The Psychological Benefit of Not Planning

A few weeks ago, I was stranded on a mountain in Chiang Mai, Thailand.

Cosette and I had visited Doi Suthep, and on the way back down the mountain, asked our mini-bus driver to drop us off at Wat Pha Lat on the recommendation of a couple friends who had visited before.

It was well worth the stop. Wat Pha Lat was more beautiful, tranquil, and impressing than the much-hyped Doi Suthep, and was largely ignored by other tourists. We saw fewer than 10 other people during the hour we were there.

As we left, we ran into a problem. We had asked our driver to drop us there, but it was a shared taxi so he had continued on to drop off the rest of our group. This temple was ignored by most tourists, so there wasn’t the normal line of taxis fighting to pick up each passing visitor.
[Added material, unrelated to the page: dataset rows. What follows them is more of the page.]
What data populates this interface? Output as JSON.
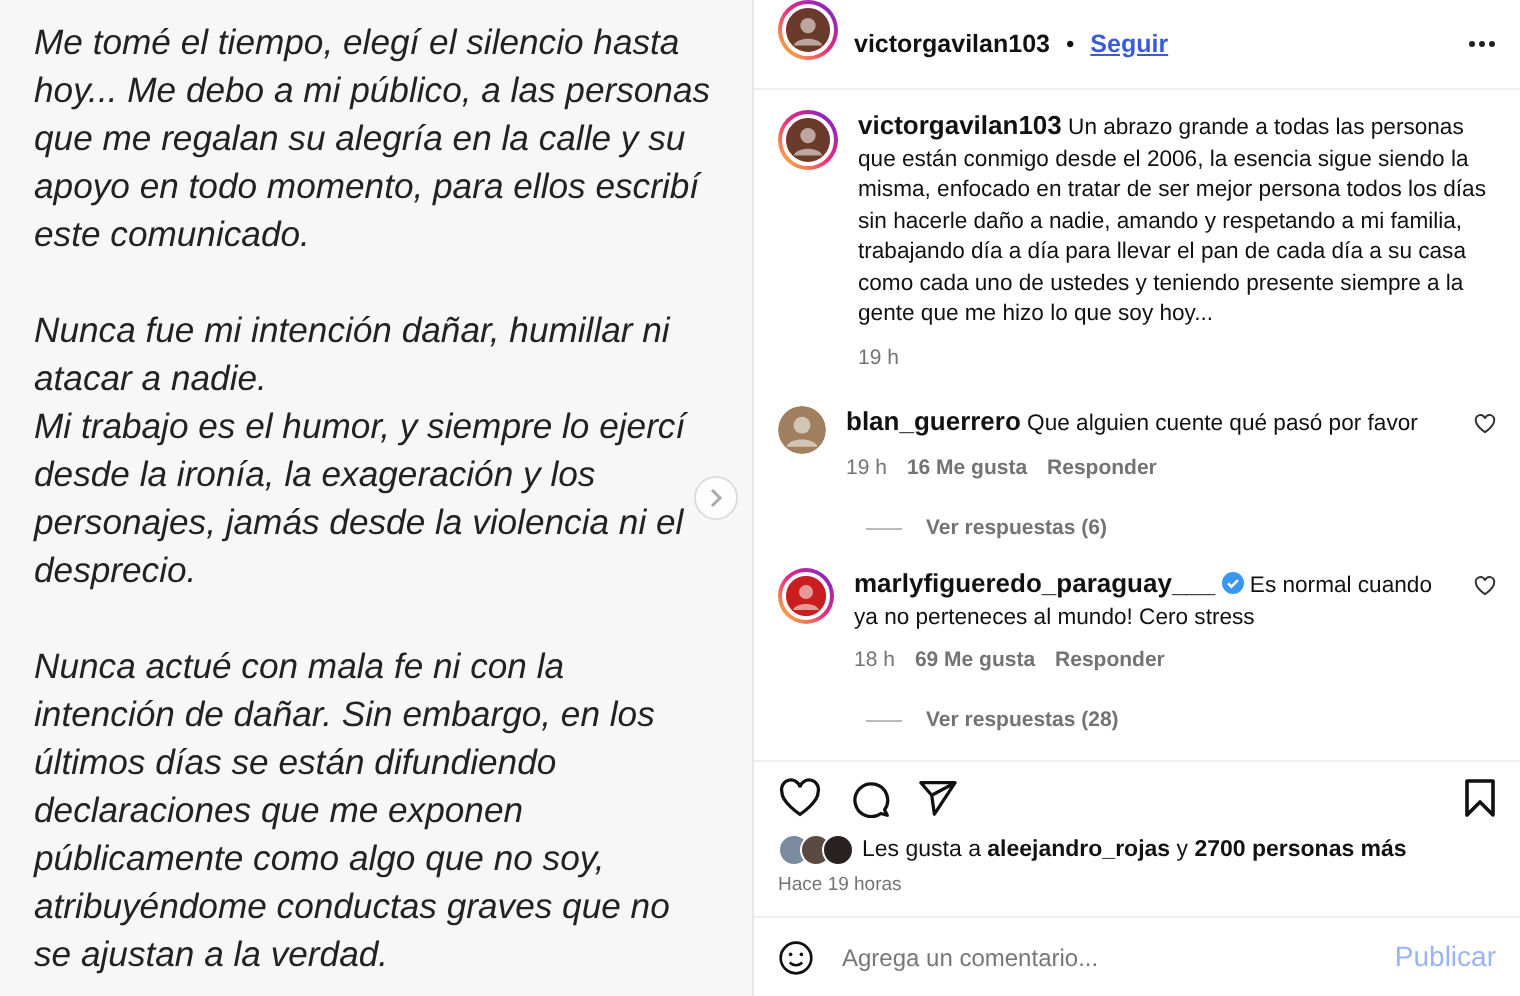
{
  "post_image": {
    "kind": "text",
    "sections": [
      {
        "paragraphs": [
          {
            "lines": [
              "Me tomé el tiempo, elegí el silencio hasta",
              "hoy... Me debo a mi público, a las personas",
              "que me regalan su alegría en la calle y su",
              "apoyo en todo momento, para ellos escribí",
              "este comunicado."
            ]
          }
        ]
      },
      {
        "paragraphs": [
          {
            "lines": [
              "Nunca fue mi intención dañar, humillar ni",
              "atacar a nadie."
            ]
          },
          {
            "lines": [
              "Mi trabajo es el humor, y siempre lo ejercí",
              "desde la ironía, la exageración y los",
              "personajes, jamás desde la violencia ni el",
              "desprecio."
            ]
          }
        ]
      },
      {
        "paragraphs": [
          {
            "lines": [
              "Nunca actué con mala fe ni con la",
              "intención de dañar. Sin embargo, en los",
              "últimos días se están difundiendo",
              "declaraciones que me exponen",
              "públicamente como algo que no soy,",
              "atribuyéndome conductas graves que no",
              "se ajustan a la verdad."
            ]
          }
        ]
      }
    ]
  },
  "header": {
    "username": "victorgavilan103",
    "separator": "•",
    "follow": "Seguir"
  },
  "caption": {
    "username": "victorgavilan103",
    "text": "Un abrazo grande a todas las personas que están conmigo desde el 2006, la esencia sigue siendo la misma, enfocado en tratar de ser mejor persona todos los días sin hacerle daño a nadie, amando y respetando a mi familia, trabajando día a día para llevar el pan de cada día a su casa como cada uno de ustedes y teniendo presente siempre a la gente que me hizo lo que soy hoy...",
    "time": "19 h"
  },
  "comments": [
    {
      "username": "blan_guerrero",
      "story": false,
      "verified": false,
      "text": "Que alguien cuente qué pasó por favor",
      "time": "19 h",
      "likes": "16 Me gusta",
      "reply": "Responder",
      "view_replies": "Ver respuestas (6)",
      "color": "#a08060"
    },
    {
      "username": "marlyfigueredo_paraguay___",
      "story": true,
      "verified": true,
      "text": "Es normal cuando ya no perteneces al mundo! Cero stress",
      "time": "18 h",
      "likes": "69 Me gusta",
      "reply": "Responder",
      "view_replies": "Ver respuestas (28)",
      "color": "#c81e1e"
    }
  ],
  "likes": {
    "prefix": "Les gusta a ",
    "user": "aleejandro_rojas",
    "suffix": " y ",
    "count": "2700 personas más"
  },
  "date": "Hace 19 horas",
  "comment_box": {
    "placeholder": "Agrega un comentario...",
    "submit": "Publicar"
  }
}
And, there was no city or outpost for a mile.

We were stuck.

We stood by the side of the road and tried to wave down passing taxis, but after the first five waved us off, we gave up and started walking down the mountain. We knew there was a zoo and small town a mile away, so worst case scenario, we’d arrive there and find another taxi.

Fifteen minutes of walking and waving wads of Baht at passing cars later, one finally pulled over and picked us up after a bit of hand-waving negotiation.

While we were riding down the mountain, it occurred to me that there’s something less stressful about improvising in this way. Yes, we got stranded and had to wait for a ride, but we didn’t have any expectation of immediate service. If we had scheduled a car to pick us up and had to wait for it, we would have been disappointed by the wait, but by having no expectation of a ride, we were never upset about the wait. It was an adventure, with its own suspense as to if anyone would pick us up before we got to the zoo.

It made me realize there’s psychological value to not having a plan and to playing as much of your trip by ear as possible. When we visited the main temples of Chiang Mai, we made a list of the 3-4 we wanted to see and made it up as we went. There was no schedule, only an order, and it felt much less stressful than on trips where you’re getting in and out of the same van trying to keep to a plan.

The question then is where else can you apply this? I’ve noticed for my work that I much prefer operating on an order than a schedule. It allows for finishing things quickly, or getting into flow and spending much longer on them.

But there are also other, subtler ways you could use it. Go to the grocery store and see what’s fresh, then __ find a recipe to fit your ingredients. Come up with a few possible stops for a date night, then improvise within that list based on how it’s going. Open up a number of potential article drafts, then write the one that feels the most natural at that time. In each case, you focus on creating options instead of obligations that can create frustrations and sunk costs.

Disappointment usually comes out of expectations and rigidity. But by ditching the plan and letting serendipity, personal interest, and, for lack of a better term, fate decide how it plays out, you can create a more enjoyable and natural experience.